2. A particle is moving in a straight line and its distance s in time t seconds is given by
s=2t³-15t²+36t-70.
Find (i) the initial velcoity, (ii) time when the velcotiy is zero and (iii) time when acceleration is zero.

3. A stone thrown upwards has its equation of motion
s=490t-4.9t² where s is in metres and t in seconds. What is the maximum height reached by the stone?

4. The area of a circular metal plate expands when heated at a certain rate. When the radius is 2cm, it is increasing at 0.01cm/second. How fast is the area increasing?

5. What is the slope of the curve y²=x at the point (1,-2)?

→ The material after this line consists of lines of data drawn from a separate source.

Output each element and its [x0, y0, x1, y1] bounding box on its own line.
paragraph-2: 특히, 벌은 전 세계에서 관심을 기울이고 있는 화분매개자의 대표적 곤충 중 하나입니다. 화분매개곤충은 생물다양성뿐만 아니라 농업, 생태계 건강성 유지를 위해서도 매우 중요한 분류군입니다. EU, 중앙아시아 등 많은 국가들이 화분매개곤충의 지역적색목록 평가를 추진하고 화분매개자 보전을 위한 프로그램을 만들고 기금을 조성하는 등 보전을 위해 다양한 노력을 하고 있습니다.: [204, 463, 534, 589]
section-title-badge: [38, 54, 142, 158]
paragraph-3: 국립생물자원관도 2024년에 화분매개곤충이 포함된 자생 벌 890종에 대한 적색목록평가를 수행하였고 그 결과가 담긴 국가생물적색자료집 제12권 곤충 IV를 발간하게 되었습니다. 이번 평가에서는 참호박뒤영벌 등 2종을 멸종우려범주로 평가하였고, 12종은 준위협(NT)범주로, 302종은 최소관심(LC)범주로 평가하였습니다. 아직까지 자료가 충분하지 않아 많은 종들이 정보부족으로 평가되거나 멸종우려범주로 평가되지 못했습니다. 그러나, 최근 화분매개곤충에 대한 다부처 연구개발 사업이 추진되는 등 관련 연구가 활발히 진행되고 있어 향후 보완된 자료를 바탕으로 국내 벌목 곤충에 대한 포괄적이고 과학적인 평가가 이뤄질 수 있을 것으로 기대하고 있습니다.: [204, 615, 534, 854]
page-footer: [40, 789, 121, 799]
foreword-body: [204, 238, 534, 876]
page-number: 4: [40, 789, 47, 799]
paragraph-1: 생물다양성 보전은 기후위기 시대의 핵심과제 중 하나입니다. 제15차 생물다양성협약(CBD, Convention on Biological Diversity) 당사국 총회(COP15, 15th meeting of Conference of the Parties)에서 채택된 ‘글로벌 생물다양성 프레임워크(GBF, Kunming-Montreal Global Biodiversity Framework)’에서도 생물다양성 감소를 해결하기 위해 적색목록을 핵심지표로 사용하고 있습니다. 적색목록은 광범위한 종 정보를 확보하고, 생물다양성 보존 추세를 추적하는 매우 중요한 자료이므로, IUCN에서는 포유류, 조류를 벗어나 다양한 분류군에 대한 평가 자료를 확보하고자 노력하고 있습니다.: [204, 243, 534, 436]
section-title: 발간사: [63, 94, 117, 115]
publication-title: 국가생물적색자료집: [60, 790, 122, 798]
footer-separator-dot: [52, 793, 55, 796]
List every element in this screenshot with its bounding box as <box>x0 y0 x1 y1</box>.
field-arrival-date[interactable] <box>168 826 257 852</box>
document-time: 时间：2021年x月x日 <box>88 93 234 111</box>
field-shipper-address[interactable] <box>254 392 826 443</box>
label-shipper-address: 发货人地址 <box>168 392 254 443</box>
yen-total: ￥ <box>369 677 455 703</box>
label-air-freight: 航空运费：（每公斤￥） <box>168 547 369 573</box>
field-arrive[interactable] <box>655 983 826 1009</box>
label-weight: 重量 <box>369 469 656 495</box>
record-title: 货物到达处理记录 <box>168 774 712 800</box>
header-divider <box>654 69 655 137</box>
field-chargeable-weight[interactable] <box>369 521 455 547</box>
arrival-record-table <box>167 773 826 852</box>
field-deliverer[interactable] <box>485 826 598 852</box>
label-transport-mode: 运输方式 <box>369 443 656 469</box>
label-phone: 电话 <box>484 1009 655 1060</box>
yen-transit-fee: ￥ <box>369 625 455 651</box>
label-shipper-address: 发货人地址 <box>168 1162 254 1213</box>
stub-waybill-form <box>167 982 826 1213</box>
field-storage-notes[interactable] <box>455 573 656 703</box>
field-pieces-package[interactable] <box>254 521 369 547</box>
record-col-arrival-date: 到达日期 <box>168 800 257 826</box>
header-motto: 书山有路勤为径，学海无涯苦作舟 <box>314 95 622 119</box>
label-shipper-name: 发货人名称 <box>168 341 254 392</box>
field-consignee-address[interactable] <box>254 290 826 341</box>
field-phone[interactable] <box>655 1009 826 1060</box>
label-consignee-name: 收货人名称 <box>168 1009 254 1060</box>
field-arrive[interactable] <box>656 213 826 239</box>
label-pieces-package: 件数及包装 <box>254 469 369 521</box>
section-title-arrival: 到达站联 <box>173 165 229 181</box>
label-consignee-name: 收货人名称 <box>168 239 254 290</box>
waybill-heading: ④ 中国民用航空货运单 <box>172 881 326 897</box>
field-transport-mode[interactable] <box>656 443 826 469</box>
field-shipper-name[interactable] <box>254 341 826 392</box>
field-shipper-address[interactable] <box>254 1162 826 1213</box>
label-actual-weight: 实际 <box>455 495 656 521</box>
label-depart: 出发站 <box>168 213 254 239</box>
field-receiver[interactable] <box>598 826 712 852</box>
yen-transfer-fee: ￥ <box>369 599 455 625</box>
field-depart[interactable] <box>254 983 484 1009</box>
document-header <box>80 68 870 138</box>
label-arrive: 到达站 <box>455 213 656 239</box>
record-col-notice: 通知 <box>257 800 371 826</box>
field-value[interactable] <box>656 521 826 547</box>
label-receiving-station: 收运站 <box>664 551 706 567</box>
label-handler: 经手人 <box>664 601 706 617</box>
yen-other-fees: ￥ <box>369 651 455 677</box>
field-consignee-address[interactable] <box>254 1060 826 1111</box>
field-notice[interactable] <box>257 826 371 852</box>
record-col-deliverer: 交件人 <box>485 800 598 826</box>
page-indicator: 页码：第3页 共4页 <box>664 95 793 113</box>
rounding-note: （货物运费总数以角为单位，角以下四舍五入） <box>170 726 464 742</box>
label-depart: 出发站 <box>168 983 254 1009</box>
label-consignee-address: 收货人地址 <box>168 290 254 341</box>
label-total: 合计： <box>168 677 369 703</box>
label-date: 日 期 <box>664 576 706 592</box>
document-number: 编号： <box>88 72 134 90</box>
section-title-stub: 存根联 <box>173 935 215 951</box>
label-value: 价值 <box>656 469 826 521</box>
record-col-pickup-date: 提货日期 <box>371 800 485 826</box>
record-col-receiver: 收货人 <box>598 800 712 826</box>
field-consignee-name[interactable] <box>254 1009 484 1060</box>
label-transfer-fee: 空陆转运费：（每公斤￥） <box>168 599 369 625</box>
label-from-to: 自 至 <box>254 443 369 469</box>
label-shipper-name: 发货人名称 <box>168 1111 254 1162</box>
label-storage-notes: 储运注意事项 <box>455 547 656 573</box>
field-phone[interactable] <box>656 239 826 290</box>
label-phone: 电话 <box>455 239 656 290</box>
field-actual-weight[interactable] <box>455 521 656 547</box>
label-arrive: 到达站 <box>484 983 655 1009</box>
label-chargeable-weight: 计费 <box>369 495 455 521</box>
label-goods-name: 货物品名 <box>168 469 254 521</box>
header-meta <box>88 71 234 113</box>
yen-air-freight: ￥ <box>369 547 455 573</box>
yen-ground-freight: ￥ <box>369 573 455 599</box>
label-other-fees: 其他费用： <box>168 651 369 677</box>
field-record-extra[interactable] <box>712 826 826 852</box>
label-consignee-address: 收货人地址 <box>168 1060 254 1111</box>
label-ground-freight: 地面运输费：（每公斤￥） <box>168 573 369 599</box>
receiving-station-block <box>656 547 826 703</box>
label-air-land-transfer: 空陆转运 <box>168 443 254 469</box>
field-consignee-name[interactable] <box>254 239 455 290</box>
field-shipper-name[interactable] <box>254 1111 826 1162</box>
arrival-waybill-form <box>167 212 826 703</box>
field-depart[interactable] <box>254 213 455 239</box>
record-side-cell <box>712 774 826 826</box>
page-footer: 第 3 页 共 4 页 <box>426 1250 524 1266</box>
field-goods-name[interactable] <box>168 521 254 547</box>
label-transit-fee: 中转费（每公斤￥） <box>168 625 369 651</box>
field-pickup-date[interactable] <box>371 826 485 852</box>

6. Find the angle between the curves x²=4y and y²=4x at the point of intersection other than the origin.

7. Find the equations of tangents and normals to the following curves at the given points:-
(i) y=3x²-4x at (1,-1).
(ii) xy=c² at (ct, c/t).
(iii) y(x-2)(x-3) -x + 7 = 0 at the point where it cuts the X-axis.

8. Find the equation of the normal to the curve y=2x²-3x-2 which is parallel to the straight line x+9y-11 = 0.

9. Show that the curves y² = 4(x+1) and y² = 36(9-x) cut orthogonally.

10. Prove that the curves x = y² and xy=k cut at right angles if 8k²=1.